CIT says talks with government have ceased
* Bankruptcy possible
* CIT stock halted (Adds comments, details throughout)
By Karey Wutkowski and Jonathan Stempel
WASHINGTON/NEW YORK, July 15 (Reuters) - CIT Group Inc (
), a lender to hundreds of thousands of small and mid-sized U.S. businesses, said on Wednesday that bailout talks with the government had ended, a development that could ultimately drive the company into bankruptcy. CIT.N
The announcement followed last-ditch talks in which Treasury officials had expressed concern about a worsening liquidity crunch at the 101-year old lender and indications that government aid would not put it on a path to recovery.
It also showed the possible limits of Washington's ability and willingness to rescue companies, after multiple bailouts engineered by Treasury, the Federal Reserve and the Federal Deposit Insurance Corp for larger companies such as American International Group Inc (
) and Citigroup Inc ( AIG.N ). C.N
"At least in the eyes of the Fed and the eyes of the Treasury, we've turned the corner, such that the systemic kinds of risks facing the economy may be well past," said Mike Knebel, a portfolio manager at Ferguson Wellman Capital Management in Portland, Oregon, which recently sold CIT bonds.

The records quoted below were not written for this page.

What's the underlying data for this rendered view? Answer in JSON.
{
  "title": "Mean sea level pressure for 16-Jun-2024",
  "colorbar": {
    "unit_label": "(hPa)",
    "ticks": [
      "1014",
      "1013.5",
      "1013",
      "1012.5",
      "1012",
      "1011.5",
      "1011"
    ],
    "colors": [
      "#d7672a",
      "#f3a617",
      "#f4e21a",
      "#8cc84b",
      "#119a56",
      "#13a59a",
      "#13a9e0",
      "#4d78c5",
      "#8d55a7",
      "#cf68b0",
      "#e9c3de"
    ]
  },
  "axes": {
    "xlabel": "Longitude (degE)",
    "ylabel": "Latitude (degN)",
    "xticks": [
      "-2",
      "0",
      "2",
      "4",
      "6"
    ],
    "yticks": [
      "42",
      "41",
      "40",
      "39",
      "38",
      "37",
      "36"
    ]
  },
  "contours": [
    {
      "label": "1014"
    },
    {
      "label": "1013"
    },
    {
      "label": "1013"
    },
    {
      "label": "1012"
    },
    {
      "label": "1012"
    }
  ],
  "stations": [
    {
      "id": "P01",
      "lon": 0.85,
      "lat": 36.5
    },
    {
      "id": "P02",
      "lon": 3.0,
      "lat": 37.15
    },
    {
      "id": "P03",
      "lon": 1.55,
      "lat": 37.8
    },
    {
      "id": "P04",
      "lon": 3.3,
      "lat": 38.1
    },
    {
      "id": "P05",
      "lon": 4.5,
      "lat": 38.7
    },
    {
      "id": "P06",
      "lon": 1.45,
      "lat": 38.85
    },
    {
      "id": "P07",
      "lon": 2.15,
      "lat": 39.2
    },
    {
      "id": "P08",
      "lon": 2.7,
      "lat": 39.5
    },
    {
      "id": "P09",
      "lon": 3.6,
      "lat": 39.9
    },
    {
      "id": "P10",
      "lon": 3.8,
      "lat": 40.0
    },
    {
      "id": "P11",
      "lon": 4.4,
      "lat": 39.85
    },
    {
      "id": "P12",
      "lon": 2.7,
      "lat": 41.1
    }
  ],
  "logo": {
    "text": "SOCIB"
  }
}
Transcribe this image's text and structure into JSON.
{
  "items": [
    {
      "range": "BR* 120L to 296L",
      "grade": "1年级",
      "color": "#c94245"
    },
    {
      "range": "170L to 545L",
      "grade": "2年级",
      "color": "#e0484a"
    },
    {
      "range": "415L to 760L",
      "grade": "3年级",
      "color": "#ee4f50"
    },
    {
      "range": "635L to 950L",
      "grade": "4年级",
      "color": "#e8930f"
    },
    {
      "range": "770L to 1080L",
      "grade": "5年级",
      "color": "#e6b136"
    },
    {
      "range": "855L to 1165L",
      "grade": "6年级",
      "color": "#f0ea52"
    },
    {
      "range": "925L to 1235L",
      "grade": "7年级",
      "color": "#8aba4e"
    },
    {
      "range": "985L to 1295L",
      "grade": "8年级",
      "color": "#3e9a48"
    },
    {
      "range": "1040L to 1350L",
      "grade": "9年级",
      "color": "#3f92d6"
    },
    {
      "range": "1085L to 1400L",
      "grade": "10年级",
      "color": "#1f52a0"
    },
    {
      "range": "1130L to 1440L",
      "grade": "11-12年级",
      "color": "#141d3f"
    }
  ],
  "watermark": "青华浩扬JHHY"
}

In a brief statement, New York-based CIT said "discussions with government agencies had ceased" and that "there is no appreciable likelihood of additional government support being provided over the near term." CIT said its management, directors and advisers were evaluating alternatives.
A Treasury official said the talks ended after it became clear that CIT's liquidity had deteriorated too much, and the company had failed to show that it could raise private capital to stay solvent. A CIT bankruptcy, nonetheless, is not a foregone conclusion, the official told Reuters.
The Treasury Department also said there were limits to its ability to help troubled companies.
"Even during periods of financial stress, we believe that there is a very high threshold for exceptional government assistance to individual companies," it said in a statement.
CIT's travails were also a vexing problem for the Obama administration, which had to assess the risk of failing to bail out a large company whose collapse would, by itself, likely not pose a "systemic" risk to the financial system.